1°- de concourir de tous les efforts de leur zèle à procurer à la France une heureuse constitution qui assure pour jamais les droits du Roi et ceux de ses sujets, la liberté de chaque citoyen et le maintien de la propriété.
2°- de concourir à faire trouver au Roi tous les secours nécessaires pour acquitter les dettes de l'Etat ou empêcher qu'il ne manque jamais à ses engagements.
3°- de procurer la réforme des abus relatifs à l'administration de la justice.

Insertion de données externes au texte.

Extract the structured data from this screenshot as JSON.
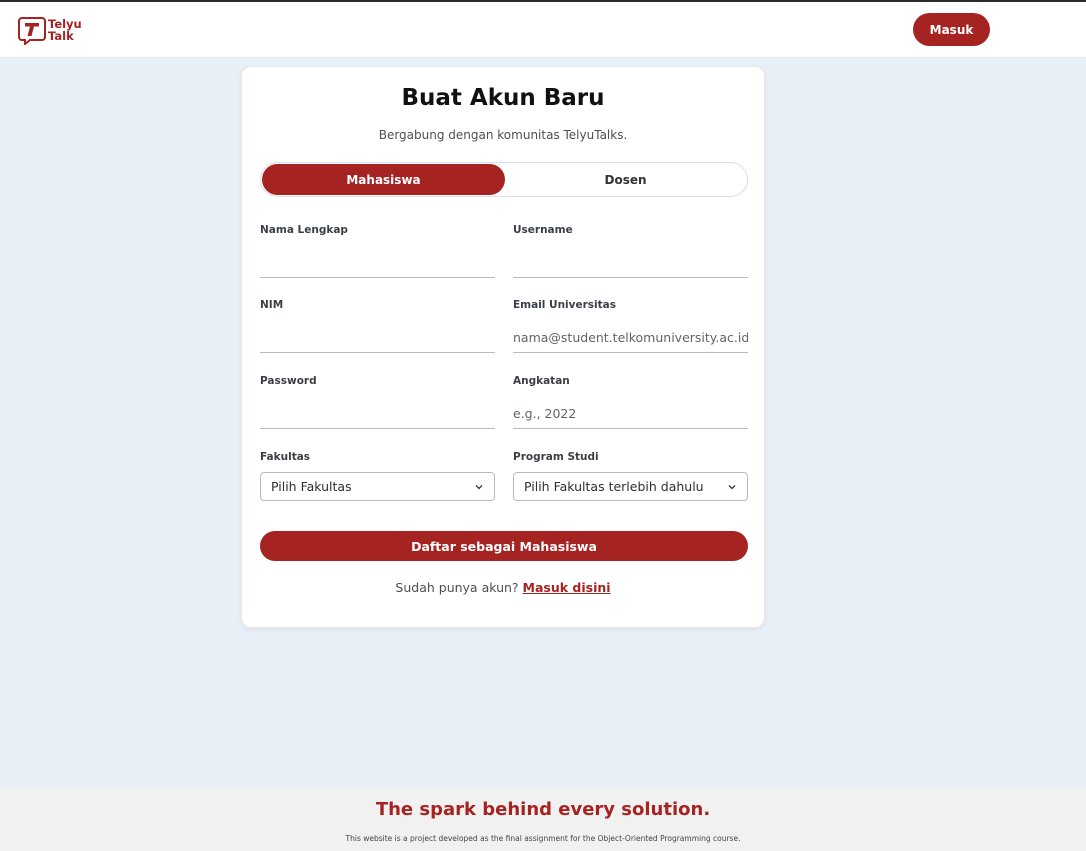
{
  "header": {
    "logo_line1": "Telyu",
    "logo_line2": "Talk",
    "login_label": "Masuk"
  },
  "form": {
    "title": "Buat Akun Baru",
    "subtitle": "Bergabung dengan komunitas TelyuTalks.",
    "roles": [
      {
        "label": "Mahasiswa",
        "active": true
      },
      {
        "label": "Dosen",
        "active": false
      }
    ],
    "fields": {
      "full_name": {
        "label": "Nama Lengkap",
        "placeholder": "",
        "value": ""
      },
      "username": {
        "label": "Username",
        "placeholder": "",
        "value": ""
      },
      "nim": {
        "label": "NIM",
        "placeholder": "",
        "value": ""
      },
      "email": {
        "label": "Email Universitas",
        "placeholder": "nama@student.telkomuniversity.ac.id",
        "value": ""
      },
      "password": {
        "label": "Password",
        "placeholder": "",
        "value": ""
      },
      "year": {
        "label": "Angkatan",
        "placeholder": "e.g., 2022",
        "value": ""
      },
      "faculty": {
        "label": "Fakultas",
        "selected": "Pilih Fakultas"
      },
      "program": {
        "label": "Program Studi",
        "selected": "Pilih Fakultas terlebih dahulu"
      }
    },
    "submit_label": "Daftar sebagai Mahasiswa",
    "login_prompt": "Sudah punya akun?",
    "login_link": "Masuk disini"
  },
  "footer": {
    "tagline": "The spark behind every solution.",
    "note": "This website is a project developed as the final assignment for the Object-Oriented Programming course."
  },
  "colors": {
    "brand": "#a52422",
    "background": "#e9eff6",
    "footer_bg": "#f1f1f1"
  }
}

4°- de demander que l'administration des officiers municipaux soit changée parce qu'elle est arbitraire, mystérieuse et préjudiciable aux intérêts de la commune et que les édits des mois d'août 1764 et mai 1765 (3) soient exécutés avec des changements propres à prévenir les effets de la cabale dans les élections (4) soit des députés, des notables ou des échevins (5).
5°- de demander que les officiers municipaux soient tenus de rendre compte de l'emploi qu'ils ont fait des deniers levés dans le territoire.
6°- qu'il soit défendu aux décimateurs (6) de percevoir des dîmes dont ils ne sont pas en possession de jouir.
7°- qu'ils soient tenus d'entretenir les pauvres ou d'abandonner chaque année le tiers de leurs dîmes sans qu'ils puissent s'exempter de leurs autres obligations telles que celle de réparer et entretenir les églises, de payer les vicaires.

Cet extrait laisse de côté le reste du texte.